Le Bruant à couronne blanche (sous-espèce nuttalli) en pleine action ! Source Commons

Le bruant à couronne blanche (Zonotrichia leucophrys) est un passereau de 18 cm de long très répandu en Amérique du Nord et au Canada, ainsi qu'au Mexique et aux Bahamas. Une des cinq sous-espèces, Zonotrichia leucophrys nuttalli, réside en permanence et Californie et à la différence des quatre autres, n'est pas migratrice.

La biologiste américaine Elizabeth Derryberry, chercheuse à l'Université d'état de Louisiane, vient de constater que le chant actuel de ces oiseaux est différent de celui enregistré presque par hasard en 15 endroits différents voici 35 ans par un chercheur de l'Académie des Sciences de Californie. Mieux : les mélodies diffèrent selon l'endroit et les changements accompagnent les modifications apportées par l'Homme à l'environnement local.

Ainsi, la hauteur chromatique et la vitesse d'interprétation des chants ont considérablement baissé dans de nombreux cas. En langage imagé, on pourrait dire que les bruants ont troqué leur accent italien contre un accent suisse...

Phonogramme du chant du Bruant à couronne blanche, enregistré en 1979 et 2003. Source : Louisiana Museum of Natural History

En forêt, chantez grave, en plaine, montez dans la gamme

Elizabeth Derryberry a pu suivre l'évolution dans le temps des zones où les chants des oiseaux ont été enregistrés en se basant sue des photographies aériennes d'archives. Elle a alors constaté que les populations ayant le plus ralenti leur chant correspondent aux parties qui, autrefois exploitées, se sont à nouveau recouvertes d'une végétation épaisse, tandis qu'aucune modification ne s'est produite là où l'environnement n'a pas été modifié.
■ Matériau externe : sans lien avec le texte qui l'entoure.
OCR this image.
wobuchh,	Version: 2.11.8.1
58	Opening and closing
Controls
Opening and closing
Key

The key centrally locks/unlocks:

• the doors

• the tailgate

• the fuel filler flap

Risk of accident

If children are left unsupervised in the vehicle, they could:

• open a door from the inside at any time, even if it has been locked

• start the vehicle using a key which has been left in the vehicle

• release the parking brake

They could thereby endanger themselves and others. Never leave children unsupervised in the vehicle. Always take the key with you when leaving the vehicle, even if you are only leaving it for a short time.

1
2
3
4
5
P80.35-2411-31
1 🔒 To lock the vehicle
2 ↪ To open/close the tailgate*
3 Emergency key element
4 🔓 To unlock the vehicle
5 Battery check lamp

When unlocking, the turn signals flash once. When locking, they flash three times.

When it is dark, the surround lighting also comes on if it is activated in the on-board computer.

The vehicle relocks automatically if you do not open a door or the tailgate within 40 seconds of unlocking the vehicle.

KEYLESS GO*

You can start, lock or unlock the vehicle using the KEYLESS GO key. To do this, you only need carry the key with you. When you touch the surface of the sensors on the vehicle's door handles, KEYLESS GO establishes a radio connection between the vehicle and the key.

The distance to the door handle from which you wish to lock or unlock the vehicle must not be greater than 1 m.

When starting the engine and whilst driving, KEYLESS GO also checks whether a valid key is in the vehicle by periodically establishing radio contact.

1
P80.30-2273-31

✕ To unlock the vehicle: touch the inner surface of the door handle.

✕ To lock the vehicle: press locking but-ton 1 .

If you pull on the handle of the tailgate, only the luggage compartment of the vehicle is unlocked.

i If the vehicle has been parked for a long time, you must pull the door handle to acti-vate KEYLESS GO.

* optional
Selon la scientifique, les bruants auraient tout simplement adapté leur fréquence sonore à l'environnement, un son grave ayant une meilleure portée à travers un feuillage dense et épais, alors qu'a contrario, un son aigu porte mieux en plaine. De la part des oiseaux, ce changement est bien entendu involontaire : dans ces circonstances, les mâles juvéniles perçoivent mieux les mélodies chantées sur un ton plus bas et ce sont celle-là qu'ils reproduiront lorsque sera venu le temps des amours. Notons d'ailleurs que le bruant possède un excellent don d'imitation, et reproduit volontiers le chant de n'importe quel autre oiseau...

La scientifique poursuit actuellement ses travaux sur de plus vastes territoires, tentant de mettre en évidence un phénomène d'adaptation similaire en Amérique du Sud, notamment suite au déboisement ou au réchauffement climatique.